Luiza Moreira persegue cada trecho das obras de Cassiano em busca de demonstrar tal convergência. Desde os poemas de "Martim", ela encontra o Cassiano que escreve, como documento de nacionalidade, uma narrativa de como se formou a nação brasileira, com "laços firmes entre folclore e história".
"Martim Cererê" cumpre a ambição do escritor de "definir o mito de uma identidade brasileira que abranja o país inteiro e todos os seus habitantes em todos os tempos". Esse esforço integrador, repleto de preconceitos que nem sequer são problematizados pelo modernista -alguns, inclusive, uma cobrança de hoje, mais atentos que estamos às questões de gênero, sexualidade e papéis sociais atribuídos conservadoramente às mulheres- materializa-se no esforço de corporificar em uma geografia expansionista os ideais de um Estado forte, envolvente, controlador do ideário de nação, tudo isso que "Marcha para o Oeste" tratará de destacar.
O Estado capaz de realizar tamanha ambição não é o democrático, como também não o fora em Francisco Campos, formulador de uma concepção igualmente integradora e autoritária do Estado Nacional. Aliás, o vínculo entre as idéias de Campos e Cassiano -e me refiro àquelas que expressam a profunda desconfiança nos procedimentos democráticos- poderia ter recebido mais atenção de Luiza Moreira. Quando, ao final, tal associação se explicita, ela traz um certo alívio a uma expectativa ansiada.
Cassiano Ricardo cumpre à risca seu papel de porta-voz do Estado Novo quando é nomeado para dirigir o jornal "A Manhã" -"o verdadeiro órgão do regime", nas palavras de Vargas-, onde, além de decidir sobre sua paginação, assina artigos de opinião, confirmando sua identidade como poeta do regime.
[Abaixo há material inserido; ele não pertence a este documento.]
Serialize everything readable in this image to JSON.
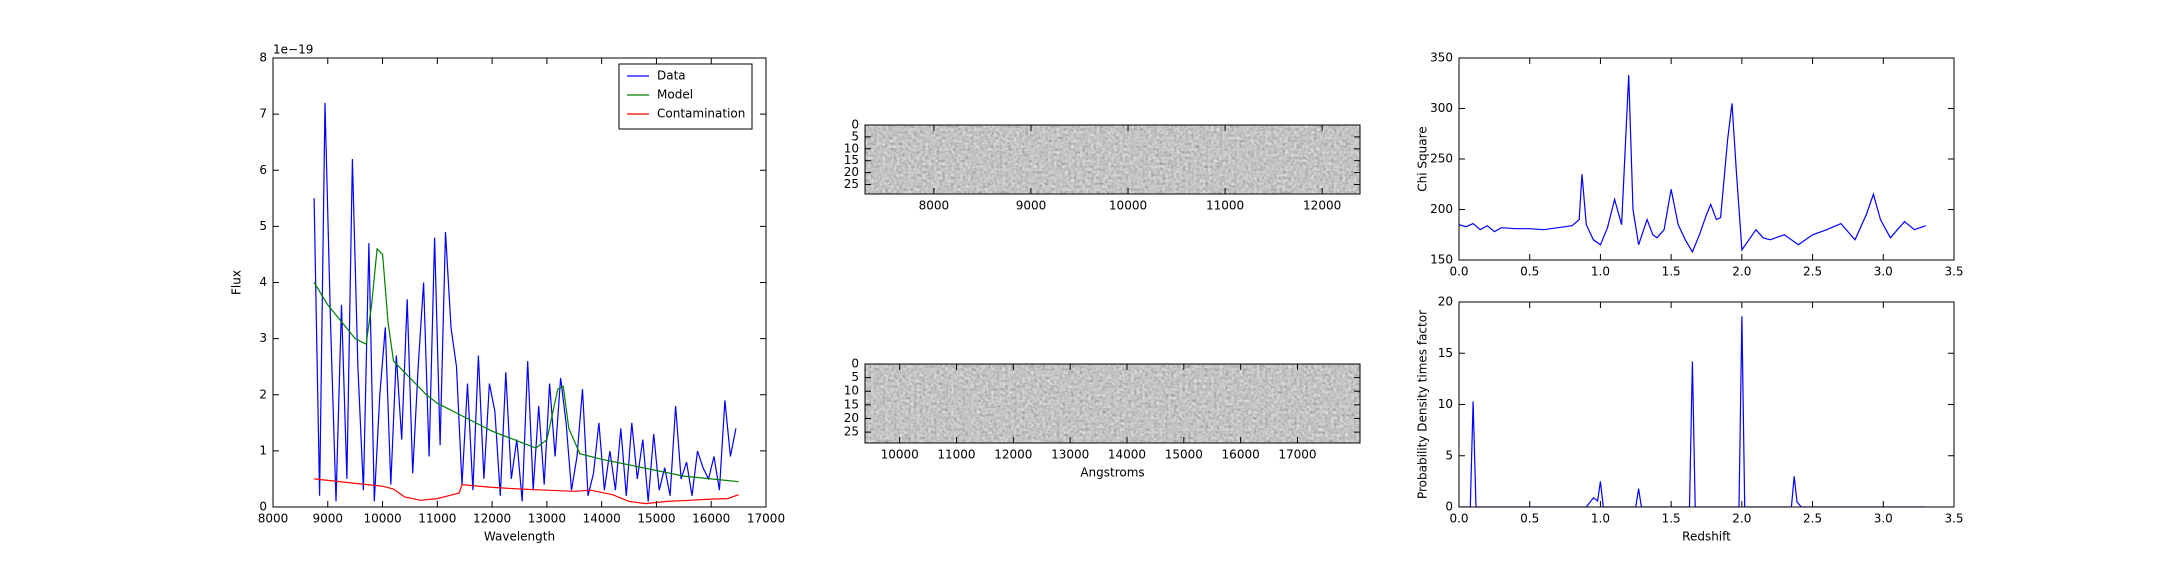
{
  "chart_data": [
    {
      "type": "line",
      "xlabel": "Wavelength",
      "ylabel": "Flux",
      "offset_text": "1e−19",
      "xlim": [
        8000,
        17000
      ],
      "xticks": [
        8000,
        9000,
        10000,
        11000,
        12000,
        13000,
        14000,
        15000,
        16000,
        17000
      ],
      "ylim": [
        0,
        8
      ],
      "yticks": [
        0,
        1,
        2,
        3,
        4,
        5,
        6,
        7,
        8
      ],
      "legend": "upper-right",
      "series": [
        {
          "name": "Data",
          "color": "#0000ff",
          "x": [
            8750,
            8850,
            8950,
            9050,
            9150,
            9250,
            9350,
            9450,
            9550,
            9650,
            9750,
            9850,
            9950,
            10050,
            10150,
            10250,
            10350,
            10450,
            10550,
            10650,
            10750,
            10850,
            10950,
            11050,
            11150,
            11250,
            11350,
            11450,
            11550,
            11650,
            11750,
            11850,
            11950,
            12050,
            12150,
            12250,
            12350,
            12450,
            12550,
            12650,
            12750,
            12850,
            12950,
            13050,
            13150,
            13250,
            13350,
            13450,
            13550,
            13650,
            13750,
            13850,
            13950,
            14050,
            14150,
            14250,
            14350,
            14450,
            14550,
            14650,
            14750,
            14850,
            14950,
            15050,
            15150,
            15250,
            15350,
            15450,
            15550,
            15650,
            15750,
            15850,
            15950,
            16050,
            16150,
            16250,
            16350,
            16450
          ],
          "values": [
            5.5,
            0.2,
            7.2,
            3.3,
            0.1,
            3.6,
            0.5,
            6.2,
            2.5,
            0.3,
            4.7,
            0.1,
            2.0,
            3.2,
            0.4,
            2.7,
            1.2,
            3.7,
            0.6,
            2.5,
            4.0,
            0.9,
            4.8,
            1.1,
            4.9,
            3.2,
            2.5,
            0.4,
            2.2,
            0.3,
            2.7,
            0.5,
            2.2,
            1.7,
            0.2,
            2.4,
            0.5,
            1.2,
            0.1,
            2.6,
            0.3,
            1.8,
            0.4,
            2.2,
            0.9,
            2.3,
            1.5,
            0.3,
            0.9,
            2.1,
            0.2,
            0.6,
            1.5,
            0.3,
            1.0,
            0.3,
            1.4,
            0.2,
            1.5,
            0.5,
            1.2,
            0.1,
            1.3,
            0.3,
            0.7,
            0.2,
            1.8,
            0.5,
            0.8,
            0.2,
            1.0,
            0.7,
            0.5,
            0.9,
            0.3,
            1.9,
            0.9,
            1.4
          ]
        },
        {
          "name": "Model",
          "color": "#008000",
          "x": [
            8750,
            9000,
            9250,
            9500,
            9700,
            9800,
            9900,
            10000,
            10100,
            10200,
            10400,
            10600,
            10800,
            11000,
            11200,
            11400,
            11600,
            11800,
            12000,
            12400,
            12800,
            13000,
            13200,
            13300,
            13400,
            13600,
            14000,
            14500,
            15000,
            15500,
            16000,
            16500
          ],
          "values": [
            4.0,
            3.6,
            3.3,
            3.0,
            2.9,
            3.6,
            4.6,
            4.5,
            3.3,
            2.6,
            2.4,
            2.2,
            2.0,
            1.85,
            1.75,
            1.65,
            1.55,
            1.45,
            1.35,
            1.2,
            1.05,
            1.2,
            2.1,
            2.15,
            1.4,
            0.95,
            0.85,
            0.75,
            0.65,
            0.55,
            0.5,
            0.45
          ]
        },
        {
          "name": "Contamination",
          "color": "#ff0000",
          "x": [
            8750,
            9500,
            10000,
            10200,
            10400,
            10700,
            11000,
            11200,
            11400,
            11450,
            12000,
            12500,
            13000,
            13500,
            13800,
            14200,
            14500,
            14800,
            15200,
            15600,
            16000,
            16300,
            16500
          ],
          "values": [
            0.5,
            0.42,
            0.37,
            0.32,
            0.18,
            0.12,
            0.15,
            0.2,
            0.25,
            0.4,
            0.35,
            0.32,
            0.3,
            0.28,
            0.3,
            0.22,
            0.1,
            0.06,
            0.1,
            0.12,
            0.14,
            0.15,
            0.22
          ]
        }
      ]
    },
    {
      "type": "image",
      "xlim": [
        7290,
        12390
      ],
      "xticks": [
        8000,
        9000,
        10000,
        11000,
        12000
      ],
      "ylim": [
        0,
        29
      ],
      "yticks": [
        0,
        5,
        10,
        15,
        20,
        25
      ],
      "yinvert": true
    },
    {
      "type": "image",
      "xlabel": "Angstroms",
      "xlim": [
        9390,
        18100
      ],
      "xticks": [
        10000,
        11000,
        12000,
        13000,
        14000,
        15000,
        16000,
        17000
      ],
      "ylim": [
        0,
        29
      ],
      "yticks": [
        0,
        5,
        10,
        15,
        20,
        25
      ],
      "yinvert": true
    },
    {
      "type": "line",
      "ylabel": "Chi Square",
      "xlim": [
        0,
        3.5
      ],
      "xticks": [
        {
          "value": 0,
          "label": "0.0"
        },
        0.5,
        {
          "value": 1,
          "label": "1.0"
        },
        1.5,
        {
          "value": 2,
          "label": "2.0"
        },
        2.5,
        {
          "value": 3,
          "label": "3.0"
        },
        3.5
      ],
      "ylim": [
        150,
        350
      ],
      "yticks": [
        150,
        200,
        250,
        300,
        350
      ],
      "series": [
        {
          "color": "#0000ff",
          "x": [
            0,
            0.05,
            0.1,
            0.15,
            0.2,
            0.25,
            0.3,
            0.4,
            0.5,
            0.6,
            0.7,
            0.8,
            0.85,
            0.87,
            0.9,
            0.95,
            1.0,
            1.05,
            1.1,
            1.15,
            1.2,
            1.23,
            1.27,
            1.33,
            1.37,
            1.4,
            1.45,
            1.5,
            1.55,
            1.6,
            1.65,
            1.7,
            1.75,
            1.78,
            1.82,
            1.85,
            1.9,
            1.93,
            1.96,
            2.0,
            2.05,
            2.1,
            2.15,
            2.2,
            2.3,
            2.4,
            2.5,
            2.6,
            2.7,
            2.8,
            2.88,
            2.93,
            2.98,
            3.05,
            3.1,
            3.15,
            3.22,
            3.3
          ],
          "values": [
            185,
            183,
            186,
            180,
            184,
            178,
            182,
            181,
            181,
            180,
            182,
            184,
            190,
            235,
            185,
            170,
            165,
            182,
            210,
            185,
            333,
            200,
            165,
            190,
            175,
            172,
            180,
            220,
            185,
            170,
            158,
            175,
            195,
            205,
            190,
            192,
            270,
            305,
            240,
            160,
            170,
            180,
            172,
            170,
            175,
            165,
            175,
            180,
            186,
            170,
            195,
            215,
            190,
            172,
            180,
            188,
            180,
            184
          ]
        }
      ]
    },
    {
      "type": "line",
      "xlabel": "Redshift",
      "ylabel": "Probability Density times factor",
      "xlim": [
        0,
        3.5
      ],
      "xticks": [
        {
          "value": 0,
          "label": "0.0"
        },
        0.5,
        {
          "value": 1,
          "label": "1.0"
        },
        1.5,
        {
          "value": 2,
          "label": "2.0"
        },
        2.5,
        {
          "value": 3,
          "label": "3.0"
        },
        3.5
      ],
      "ylim": [
        0,
        20
      ],
      "yticks": [
        0,
        5,
        10,
        15,
        20
      ],
      "series": [
        {
          "color": "#0000ff",
          "x": [
            0,
            0.08,
            0.1,
            0.12,
            0.9,
            0.95,
            0.98,
            1.0,
            1.02,
            1.05,
            1.25,
            1.27,
            1.29,
            1.63,
            1.65,
            1.67,
            1.98,
            2.0,
            2.02,
            2.35,
            2.37,
            2.39,
            2.42,
            3.0,
            3.3
          ],
          "values": [
            0,
            0,
            10.3,
            0,
            0,
            0.9,
            0.6,
            2.5,
            0,
            0,
            0,
            1.8,
            0,
            0,
            14.2,
            0,
            0,
            18.6,
            0,
            0,
            3.0,
            0.5,
            0,
            0,
            0
          ]
        }
      ]
    }
  ]
}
Todos esses comentários reforçam minha impressão quanto à excelência do trabalho de pesquisa que resultou em "Meninos, Poetas & Heróis". Meu comentário crítico foi inspirado na conclusão do livro. Ao encerrar o exame das obras-chave de Cassiano Ricardo, diz Luiza Moreira:
"Já não é difícil compreender por que se formaram tantos silêncios em torno da figura deste escritor. A fotografia do poeta e Getúlio, lado a lado, na cerimônia de posse do ditador na Academia Brasileira de Letras é intolerável: Cassiano Ricardo, como escritor engajado e intelectual orgânico, poderoso do Estado Novo".
A aproximação dos intelectuais com o poder na era Vargas, fartamente documentada, não provocou os "silêncios" que Luíza Moreira, muito apropriadamente, diga-se de saída, identificou em relação à figura de Cassiano Ricardo. O silêncio se deveu, a meu ver, em parte ao desinteresse dos próprios defensores do modernismo em trazer para o âmbito do movimento sua face mais feia, adepta de um regime marcado pela perseguição aos intelectuais renovadores e liberais.
Mas gostaria de sugerir que o silêncio se deve, principalmente, à falta de som por recuperar ou sobre o qual se afinar. No rol das aproximações dos intelectuais com aquela conjuntura de poder, suspeito que alguns sobreviveram graças ao regime e, talvez, Cassiano seja um desses. Outros, como Drummond e Bandeira, ou músicos geniais como Villa-Lobos, tiveram que lidar com os constrangimentos que lhes provocaram tal aproximação. No caso de Cassiano, o poeta talvez não sobrevivesse sem o engajamento
Se estou correta, isto faz de sua obra algo datado. Se quisermos saber do Estado Novo, Cassiano Ricardo é fonte obrigatória. Esse o grande valor do livro de Luiza Moreira. Mas, se quisermos poesia, boa literatura e boa música, as fontes são outras: não há aproximação com o regime e foto alguma ao lado do ditador que possam calar os versos de Bandeira e de Drummond ou silenciar as notas de Heitor Villa-Lobos.
Foi um prazer ler este livro, porque é bem editado, bem escrito e traz como brinde o prefácio de Antonio Candido, presente que recebemos sempre com gosto.


Helena Bomeny é professora de sociologia da Universidade do Estado do Rio de Janeiro.